The sea lay at our feet, and down across its black floor to the base of the cliff on which we stood there ran a broad ribbon of light. It shone from a rock less than half a league distant: and on that rock stood a castle which was a furnace—its walls black as the bars of a grate, its windows aglow with contained fire. For the moment it seemed that this fire filled the whole pile of masonry: but presently, while we stood and stared, a sudden flame, shooting high from the walls, lit up the front of a tall tower above them, with a line of battlements at its base and on the battlements a range of roofs yet intact. As though a slide had been opened and as rapidly shut again, this vision of tower, roofs, battlements, gleamed for a second and vanished as the flame sank and a cloud of smoke and sparks rolled up in its place and drifted heavily to leeward.

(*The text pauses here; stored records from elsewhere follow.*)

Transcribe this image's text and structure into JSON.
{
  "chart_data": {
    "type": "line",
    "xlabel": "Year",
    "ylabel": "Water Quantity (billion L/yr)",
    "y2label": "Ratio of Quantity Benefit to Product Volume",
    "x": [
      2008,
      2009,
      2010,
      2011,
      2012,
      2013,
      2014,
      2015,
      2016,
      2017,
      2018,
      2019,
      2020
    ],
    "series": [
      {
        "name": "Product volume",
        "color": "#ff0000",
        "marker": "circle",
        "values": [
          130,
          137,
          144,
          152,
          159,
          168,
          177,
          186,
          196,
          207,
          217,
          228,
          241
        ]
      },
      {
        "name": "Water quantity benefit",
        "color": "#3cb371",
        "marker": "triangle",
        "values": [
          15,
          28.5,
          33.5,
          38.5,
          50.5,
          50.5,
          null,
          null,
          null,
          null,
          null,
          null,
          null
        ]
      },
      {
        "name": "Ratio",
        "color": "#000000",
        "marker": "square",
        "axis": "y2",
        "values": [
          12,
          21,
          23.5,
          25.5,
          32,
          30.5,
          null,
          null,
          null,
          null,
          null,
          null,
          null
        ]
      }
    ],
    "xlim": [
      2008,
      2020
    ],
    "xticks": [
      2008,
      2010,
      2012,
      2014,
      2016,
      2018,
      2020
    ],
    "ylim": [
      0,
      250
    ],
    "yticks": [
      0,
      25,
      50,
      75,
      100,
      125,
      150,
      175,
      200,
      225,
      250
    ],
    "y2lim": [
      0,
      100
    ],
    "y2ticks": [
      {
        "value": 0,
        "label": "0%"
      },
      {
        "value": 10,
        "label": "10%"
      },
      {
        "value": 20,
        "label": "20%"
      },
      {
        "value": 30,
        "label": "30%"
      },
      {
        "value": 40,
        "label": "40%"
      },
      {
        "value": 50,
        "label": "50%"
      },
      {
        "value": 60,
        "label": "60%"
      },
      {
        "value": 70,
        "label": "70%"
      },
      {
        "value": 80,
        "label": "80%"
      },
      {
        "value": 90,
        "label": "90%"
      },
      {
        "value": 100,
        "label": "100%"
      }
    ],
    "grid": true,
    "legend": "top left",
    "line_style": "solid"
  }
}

With a light touch on the Princess's arm I bade her follow me, and we raced together down the slope. At the foot of it we plunged into a grove of olives and through it, as through a screen, into the street of a little marina—two dozen fisher-huts, huddled close above the foreshore, and tenantless; for their inhabitants were gathered all on the beach and staring at the blaze.

I have said that the folk at Cape Corso are a race apart: and surely there never was a stranger crowd than that in which, two minutes later, we found ourselves mingling unchallenged. They accepted us, may be, as a minor miracle of the night. They gazed at us curiously there in the light of the conflagration, and from us away to the burning island, and talked together in whispers, in a patois of which I caught but one word in three. They asked us no questions. Their voices filled the beach with a kind of subdued murmuring, all alike gentle and patiently explanatory.

"It is the island of Giraglia," said one to me. "Yes, yes; this will be the work of the patriots—a brave feat too, there's no denying."